O Trust Barometer Edelman de 2023, disponibilizado em exclusivo pela EDC, a subsidiária da Edelman em Portugal, revela que as empresas são agora consideradas a única instituição global competente e ética. As empresas apresentam uma vantagem impressionante de 53 pontos sobre o governo em termos de competência e estão 30 pontos à frente no que diz respeito à ética.
Conclusões do Trust Barometer da Edelman de 2023
O tratamento dispensado aos colaboradores durante a pandemia e o regresso ao trabalho, a par da ação rápida e decisiva de mais de 1 000 empresas que decidiram abandonar a Rússia após a invasão da Ucrânia, contribuíram para um aumento de 20 pontos no índice de ética nos últimos três anos.
«A crescente importância atribuída à ética no mundo empresarial traz consigo expectativas mais elevadas do que nunca de que os diretores executivos sejam uma voz de referência em questões sociais», afirma Richard Edelman, diretor executivo da Edelman.
O relatório deste ano conclui ainda que o otimismo económico sofreu uma queda acentuada a nível mundial (de 50 % para 40 %).
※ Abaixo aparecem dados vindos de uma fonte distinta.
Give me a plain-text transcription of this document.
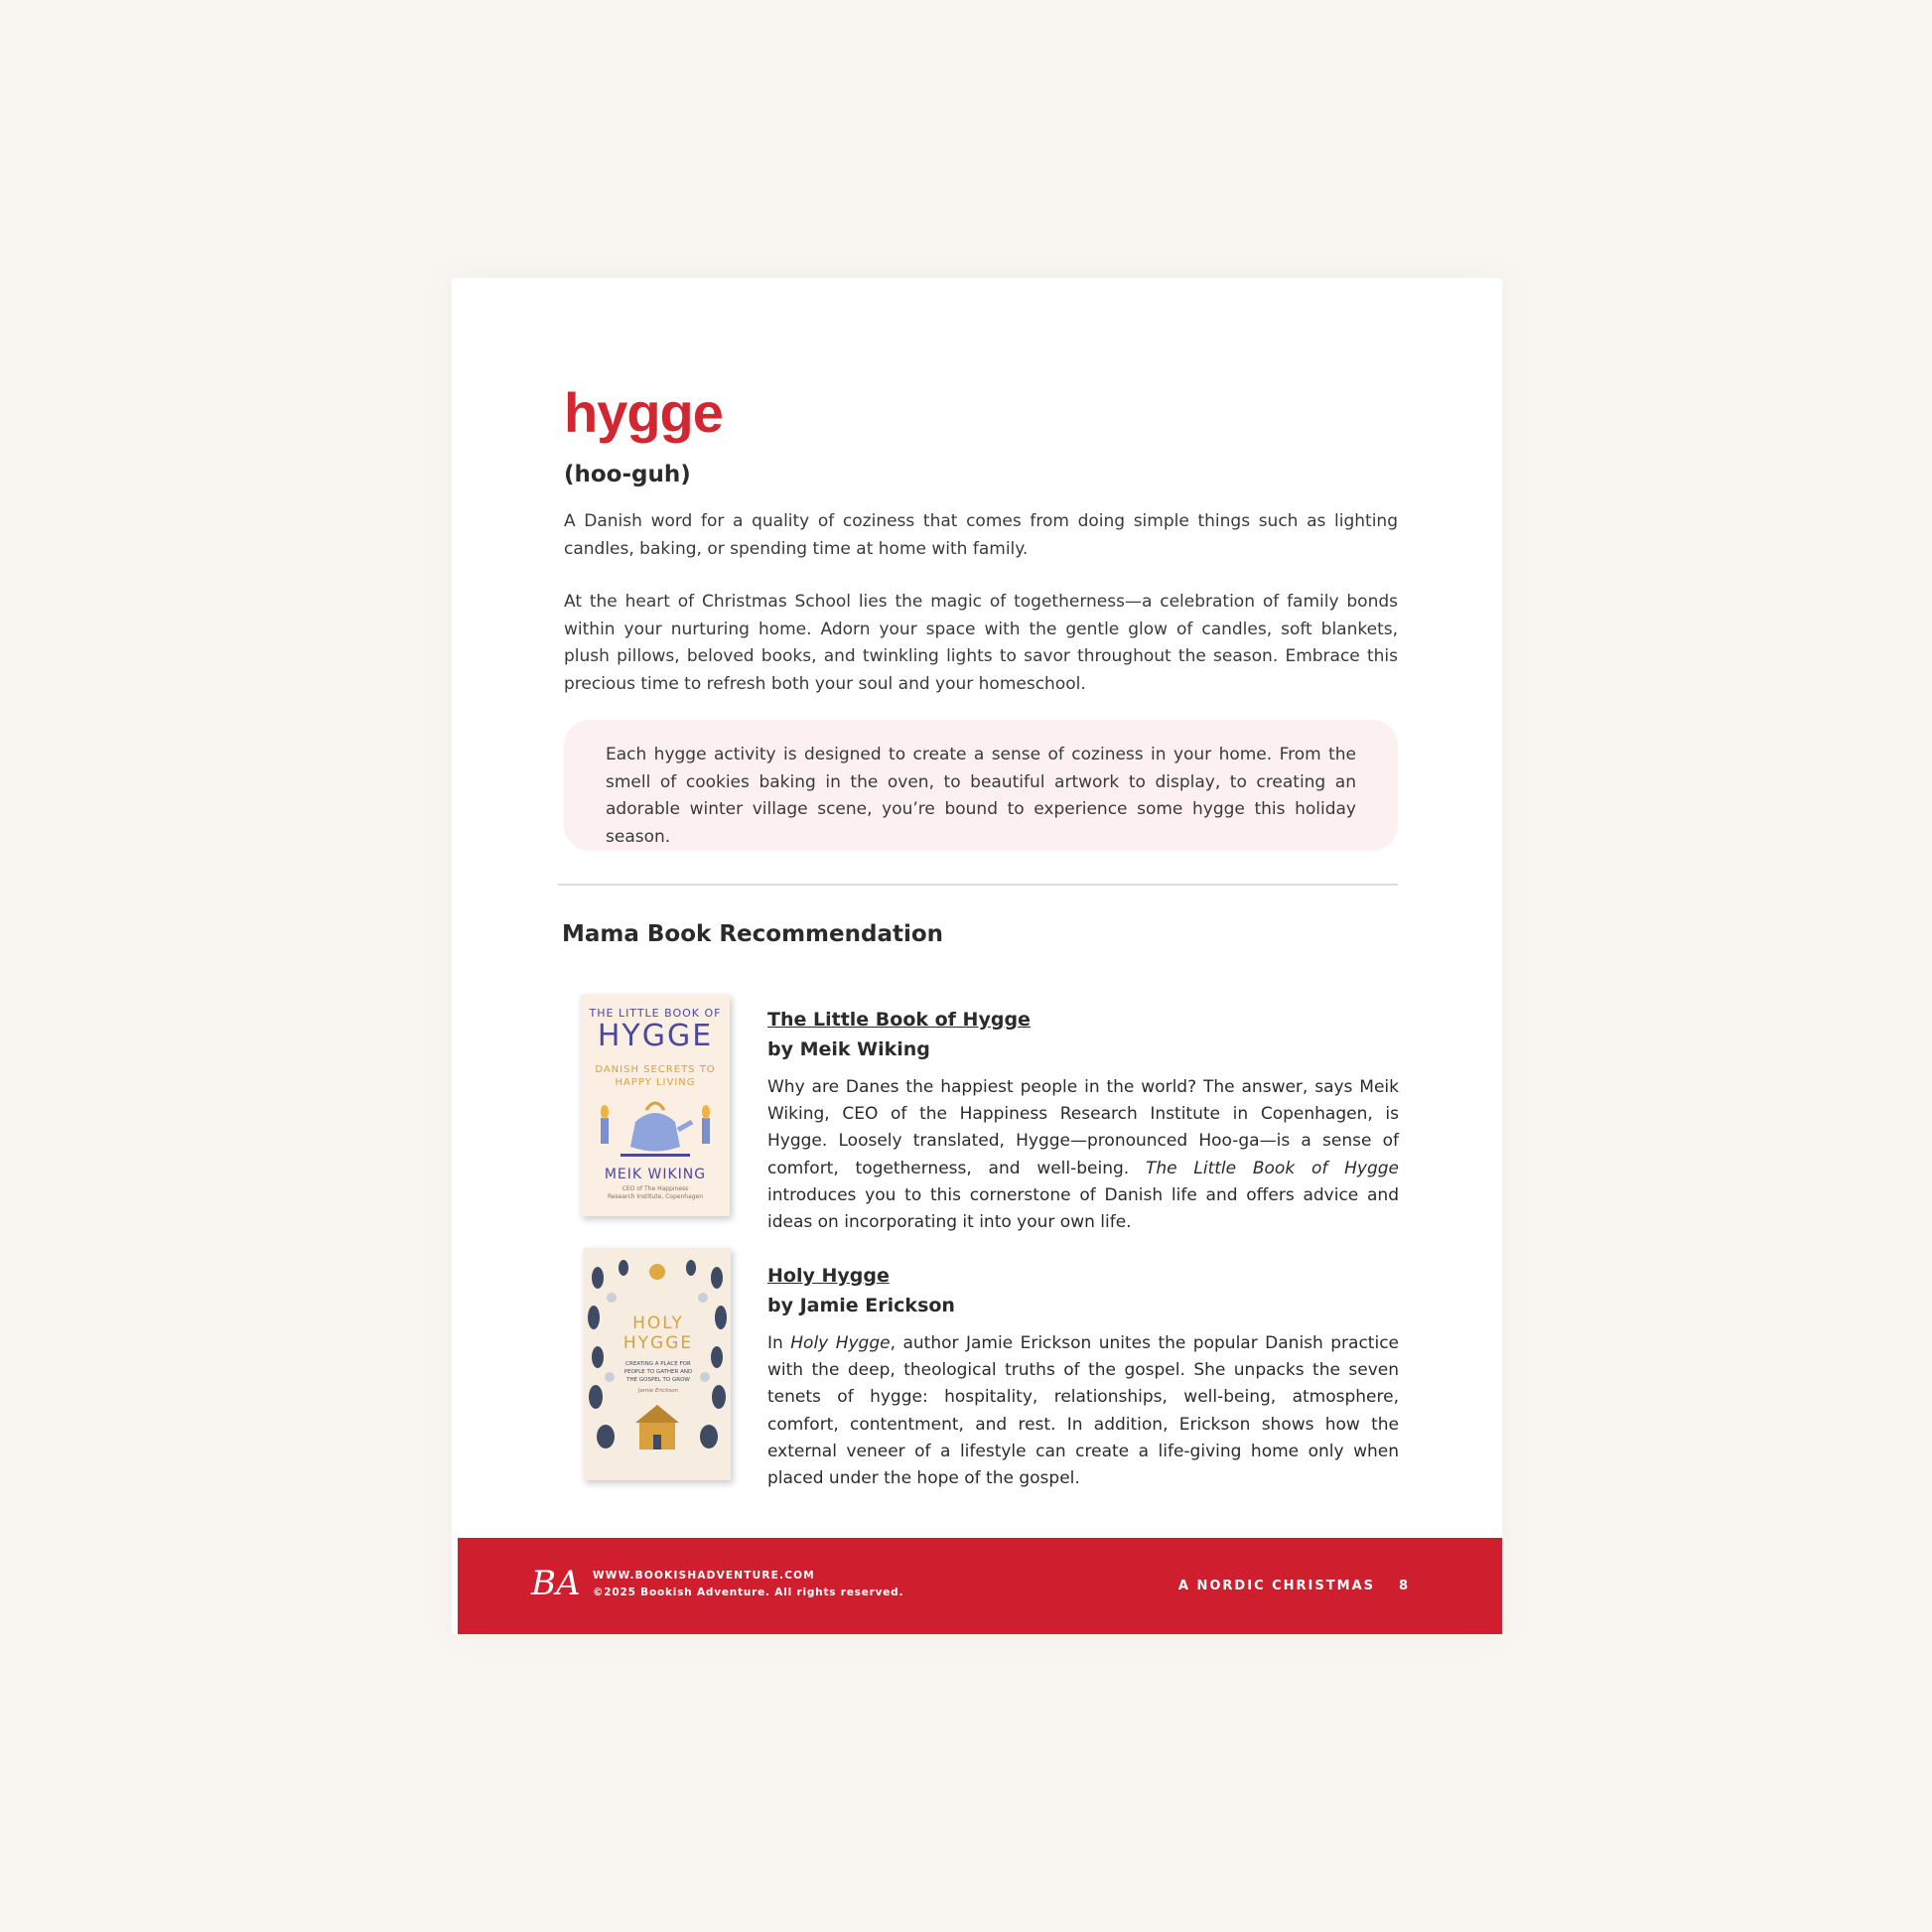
hygge
(hoo-guh)

A Danish word for a quality of coziness that comes from doing simple things such as lighting candles, baking, or spending time at home with family.

At the heart of Christmas School lies the magic of togetherness—a celebration of family bonds within your nurturing home. Adorn your space with the gentle glow of candles, soft blankets, plush pillows, beloved books, and twinkling lights to savor throughout the season. Embrace this precious time to refresh both your soul and your homeschool.

Each hygge activity is designed to create a sense of coziness in your home. From the smell of cookies baking in the oven, to beautiful artwork to display, to creating an adorable winter village scene, you’re bound to experience some hygge this holiday season.

Mama Book Recommendation
THE LITTLE BOOK OF
HYGGE
DANISH SECRETS TO
HAPPY LIVING
MEIK WIKING
CEO of The Happiness
Research Institute, Copenhagen

The Little Book of Hygge

by Meik Wiking

Why are Danes the happiest people in the world? The answer, says Meik Wiking, CEO of the Happiness Research Institute in Copenhagen, is Hygge. Loosely translated, Hygge—pronounced Hoo-ga—is a sense of comfort, togetherness, and well-being. The Little Book of Hygge introduces you to this cornerstone of Danish life and offers advice and ideas on incorporating it into your own life.

HOLY
HYGGE
CREATING A PLACE FOR
PEOPLE TO GATHER AND
THE GOSPEL TO GROW
Jamie Erickson

Holy Hygge

by Jamie Erickson

In Holy Hygge, author Jamie Erickson unites the popular Danish practice with the deep, theological truths of the gospel. She unpacks the seven tenets of hygge: hospitality, relationships, well-being, atmosphere, comfort, contentment, and rest. In addition, Erickson shows how the external veneer of a lifestyle can create a life-giving home only when placed under the hope of the gospel.

BA WWW.BOOKISHADVENTURE.COM
©2025 Bookish Adventure. All rights reserved.	A NORDIC CHRISTMAS 8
Metade dos países inquiridos regista uma diminuição de dois dígitos, em comparação com o ano anterior, na convicção de que as suas famílias estarão em melhor situação daqui a cinco anos.
As evoluções mais notáveis nas desigualdades de confiança com base no rendimento, desde 2021, verificaram-se na China (de uma diferença de 4 para 19 pontos) e nos Emirados Árabes Unidos (de 10 para 19 pontos). Os EUA (diferença de 23 pontos) e a Tailândia (diferença de 37 pontos) apresentam as maiores disparidades em 2023.
O Trust Barometer considera que quase um quarto dos países inquiridos se encontra gravemente polarizado, incluindo os EUA, a Colômbia, a Argentina, a África do Sul, a Suécia e a Espanha. Quando as divisões se tornam enraizadas, ocorre a polarização e os inquiridos passam a acreditar que as suas diferenças já não podem ser superadas.
Outras conclusões do Trust Barometer da Edelman de 2023
- Os receios económicos pessoais, tais como a perda de emprego (89 por cento) e a inflação (74 por cento), estão ao mesmo nível dos receios sociais mais prementes, tais como as alterações climáticas (76 por cento), a guerra nuclear (72 por cento) e a escassez de alimentos (67 por cento).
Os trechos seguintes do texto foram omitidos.